Top Review by lizalouise
This is a great recipe! I'm always looking for quick, easy ways to use soba noodles. Good sauce to noodle ratio and nice flavor. The only change I made was to add some blanched broccoli. Perfect for a tasty on the go lunch or quick dinner!
For the sauce
- 59.16 ml peanut butter
- 14.79 ml soy sauce
- 29.58 ml honey
- 29.58 ml water
- 1 clove garlic, minced
- 7.39 ml rice vinegar
- 9.85 ml sesame oil
- crushed red pepper flakes (to taste)
- 113.39 g cooked soba noodles (or regular spaghetti)

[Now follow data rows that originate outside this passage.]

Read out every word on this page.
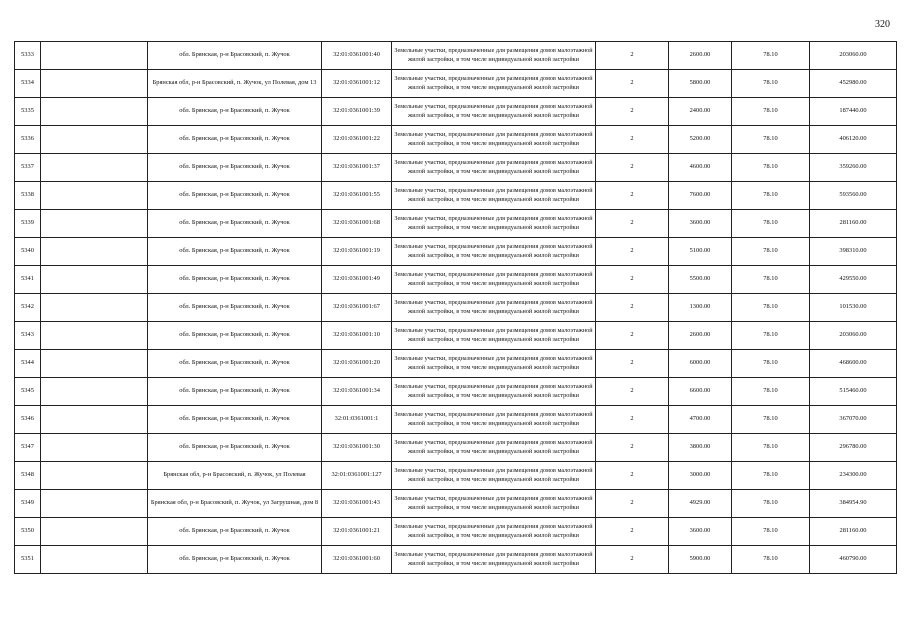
320
5333		обл. Брянская, р-н Брасовский, п. Жучок	32:01:0361001:40	Земельные участки, предназначенные для размещения домов малоэтажной жилой застройки, в том числе индивидуальной жилой застройки	2	2600.00	78.10	203060.00
5334		Брянская обл, р-н Брасовский, п. Жучок, ул Полевая, дом 13	32:01:0361001:12	Земельные участки, предназначенные для размещения домов малоэтажной жилой застройки, в том числе индивидуальной жилой застройки	2	5800.00	78.10	452980.00
5335		обл. Брянская, р-н Брасовский, п. Жучок	32:01:0361001:39	Земельные участки, предназначенные для размещения домов малоэтажной жилой застройки, в том числе индивидуальной жилой застройки	2	2400.00	78.10	187440.00
5336		обл. Брянская, р-н Брасовский, п. Жучок	32:01:0361001:22	Земельные участки, предназначенные для размещения домов малоэтажной жилой застройки, в том числе индивидуальной жилой застройки	2	5200.00	78.10	406120.00
5337		обл. Брянская, р-н Брасовский, п. Жучок	32:01:0361001:37	Земельные участки, предназначенные для размещения домов малоэтажной жилой застройки, в том числе индивидуальной жилой застройки	2	4600.00	78.10	359260.00
5338		обл. Брянская, р-н Брасовский, п. Жучок	32:01:0361001:55	Земельные участки, предназначенные для размещения домов малоэтажной жилой застройки, в том числе индивидуальной жилой застройки	2	7600.00	78.10	593560.00
5339		обл. Брянская, р-н Брасовский, п. Жучок	32:01:0361001:68	Земельные участки, предназначенные для размещения домов малоэтажной жилой застройки, в том числе индивидуальной жилой застройки	2	3600.00	78.10	281160.00
5340		обл. Брянская, р-н Брасовский, п. Жучок	32:01:0361001:19	Земельные участки, предназначенные для размещения домов малоэтажной жилой застройки, в том числе индивидуальной жилой застройки	2	5100.00	78.10	398310.00
5341		обл. Брянская, р-н Брасовский, п. Жучок	32:01:0361001:49	Земельные участки, предназначенные для размещения домов малоэтажной жилой застройки, в том числе индивидуальной жилой застройки	2	5500.00	78.10	429550.00
5342		обл. Брянская, р-н Брасовский, п. Жучок	32:01:0361001:67	Земельные участки, предназначенные для размещения домов малоэтажной жилой застройки, в том числе индивидуальной жилой застройки	2	1300.00	78.10	101530.00
5343		обл. Брянская, р-н Брасовский, п. Жучок	32:01:0361001:10	Земельные участки, предназначенные для размещения домов малоэтажной жилой застройки, в том числе индивидуальной жилой застройки	2	2600.00	78.10	203060.00
5344		обл. Брянская, р-н Брасовский, п. Жучок	32:01:0361001:20	Земельные участки, предназначенные для размещения домов малоэтажной жилой застройки, в том числе индивидуальной жилой застройки	2	6000.00	78.10	468600.00
5345		обл. Брянская, р-н Брасовский, п. Жучок	32:01:0361001:34	Земельные участки, предназначенные для размещения домов малоэтажной жилой застройки, в том числе индивидуальной жилой застройки	2	6600.00	78.10	515460.00
5346		обл. Брянская, р-н Брасовский, п. Жучок	32:01:0361001:1	Земельные участки, предназначенные для размещения домов малоэтажной жилой застройки, в том числе индивидуальной жилой застройки	2	4700.00	78.10	367070.00
5347		обл. Брянская, р-н Брасовский, п. Жучок	32:01:0361001:30	Земельные участки, предназначенные для размещения домов малоэтажной жилой застройки, в том числе индивидуальной жилой застройки	2	3800.00	78.10	296780.00
5348		Брянская обл, р-н Брасовский, п. Жучок, ул Полевая	32:01:0361001:127	Земельные участки, предназначенные для размещения домов малоэтажной жилой застройки, в том числе индивидуальной жилой застройки	2	3000.00	78.10	234300.00
5349		Брянская обл, р-н Брасовский, п. Жучок, ул Загрушная, дом 8	32:01:0361001:43	Земельные участки, предназначенные для размещения домов малоэтажной жилой застройки, в том числе индивидуальной жилой застройки	2	4929.00	78.10	384954.90
5350		обл. Брянская, р-н Брасовский, п. Жучок	32:01:0361001:21	Земельные участки, предназначенные для размещения домов малоэтажной жилой застройки, в том числе индивидуальной жилой застройки	2	3600.00	78.10	281160.00
5351		обл. Брянская, р-н Брасовский, п. Жучок	32:01:0361001:60	Земельные участки, предназначенные для размещения домов малоэтажной жилой застройки, в том числе индивидуальной жилой застройки	2	5900.00	78.10	460790.00
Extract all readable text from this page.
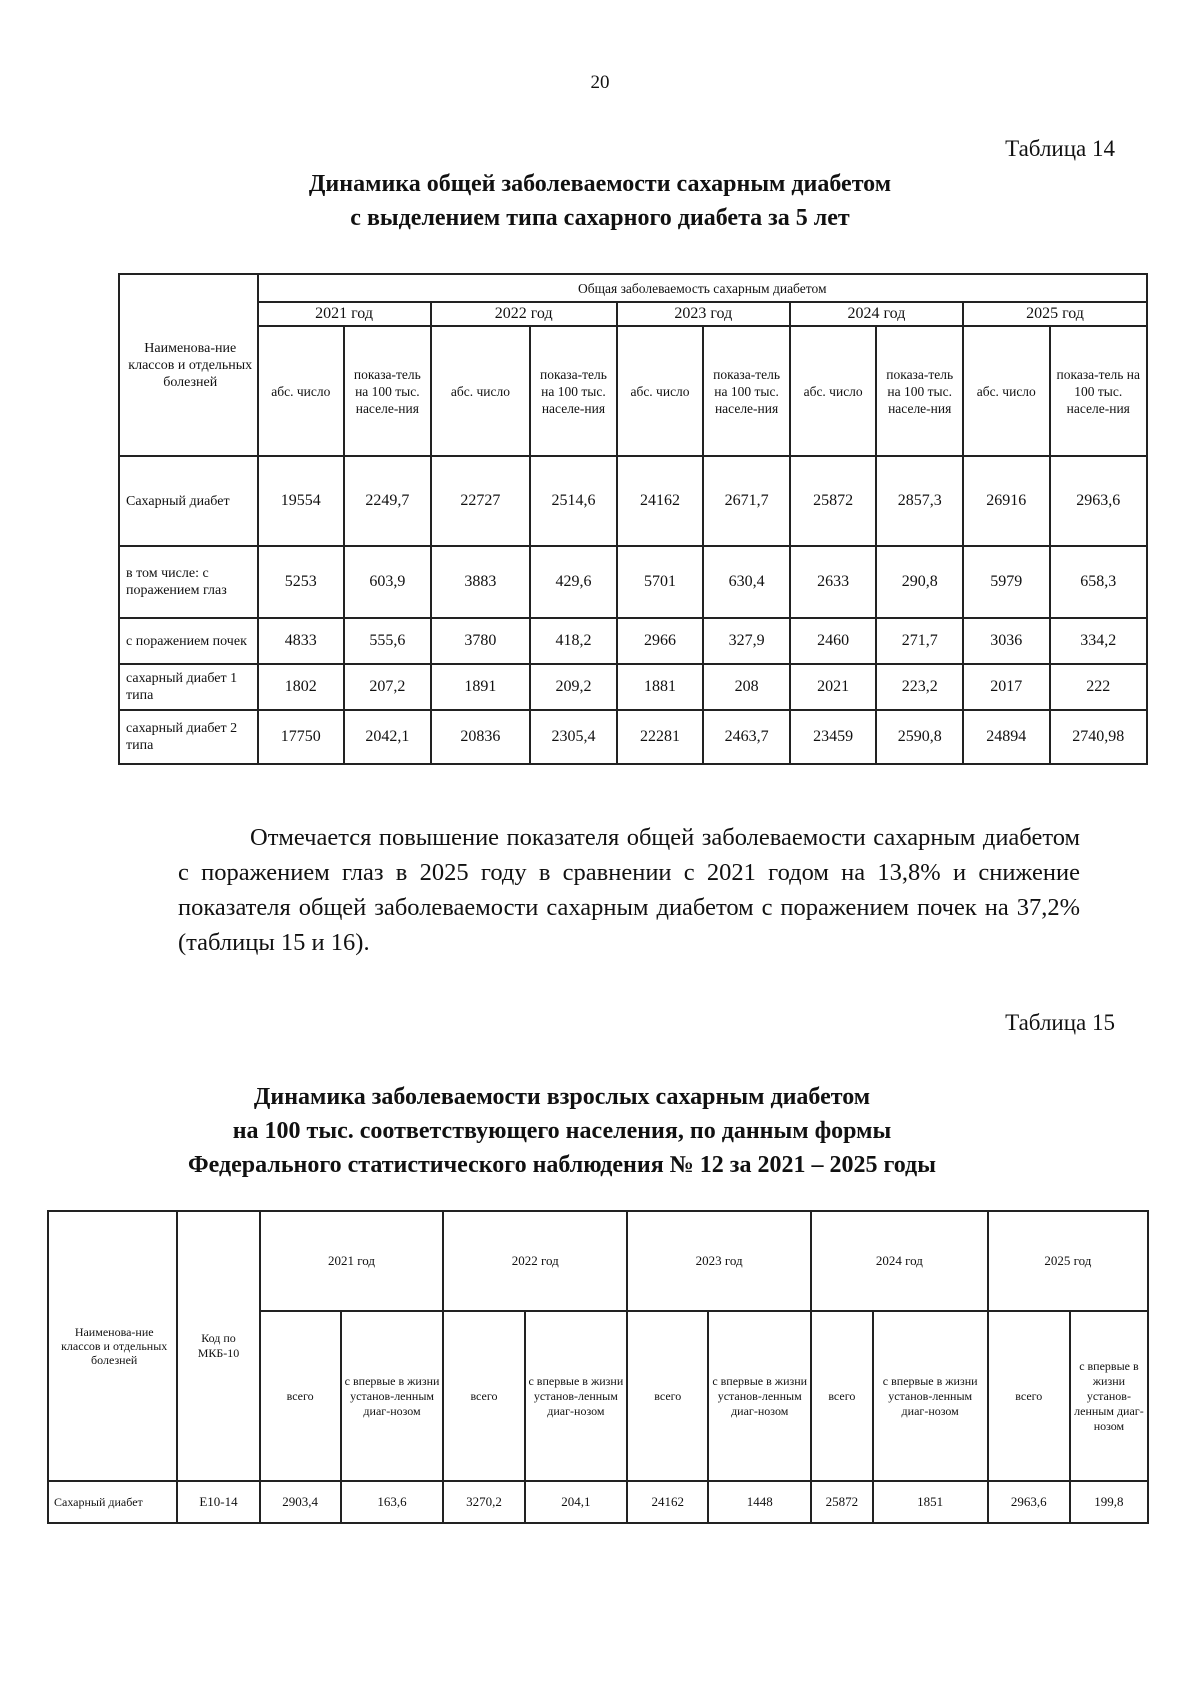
20
Таблица 14
Динамика общей заболеваемости сахарным диабетом
с выделением типа сахарного диабета за 5 лет
Наименова-ние классов и отдельных болезней	Общая заболеваемость сахарным диабетом									
	2021 год		2022 год		2023 год		2024 год		2025 год	
	абс. число	показа-тель на 100 тыс. населе-ния	абс. число	показа-тель на 100 тыс. населе-ния	абс. число	показа-тель на 100 тыс. населе-ния	абс. число	показа-тель на 100 тыс. населе-ния	абс. число	показа-тель на 100 тыс. населе-ния
Сахарный диабет	19554	2249,7	22727	2514,6	24162	2671,7	25872	2857,3	26916	2963,6
в том числе: с поражением глаз	5253	603,9	3883	429,6	5701	630,4	2633	290,8	5979	658,3
с поражением почек	4833	555,6	3780	418,2	2966	327,9	2460	271,7	3036	334,2
сахарный диабет 1 типа	1802	207,2	1891	209,2	1881	208	2021	223,2	2017	222
сахарный диабет 2 типа	17750	2042,1	20836	2305,4	22281	2463,7	23459	2590,8	24894	2740,98
Отмечается повышение показателя общей заболеваемости сахарным диабетом с поражением глаз в 2025 году в сравнении с 2021 годом на 13,8% и снижение показателя общей заболеваемости сахарным диабетом с поражением почек на 37,2% (таблицы 15 и 16).
Таблица 15
Динамика заболеваемости взрослых сахарным диабетом
на 100 тыс. соответствующего населения, по данным формы
Федерального статистического наблюдения № 12 за 2021 – 2025 годы
Наименова-ние классов и отдельных болезней	Код по МКБ-10	2021 год		2022 год		2023 год		2024 год		2025 год	
		всего	с впервые в жизни установ-ленным диаг-нозом	всего	с впервые в жизни установ-ленным диаг-нозом	всего	с впервые в жизни установ-ленным диаг-нозом	всего	с впервые в жизни установ-ленным диаг-нозом	всего	с впервые в жизни установ-ленным диаг-нозом
Сахарный диабет	Е10-14	2903,4	163,6	3270,2	204,1	24162	1448	25872	1851	2963,6	199,8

- 1 red bell pepper, cut in strips
- 118.29 ml julienned carrot
- 2 green onions, sliced
- 118.29 ml peanuts (I like the Spanish redskins; roasted will do, also)
Directions See How It's Made
- Combine sauce ingredients thoroughly.
- Toss cooked soba noodles (or spaghetti) with vegetables.
- Add sauce and combine to coat everything.
- (Since the flavors are so intense, I like my noodles a little on the"dry" side-- you can make this dish more"saucy" if you wish.) Add peanuts, adjust seasoning, and chill in the refrigerator for at least 30 minutes.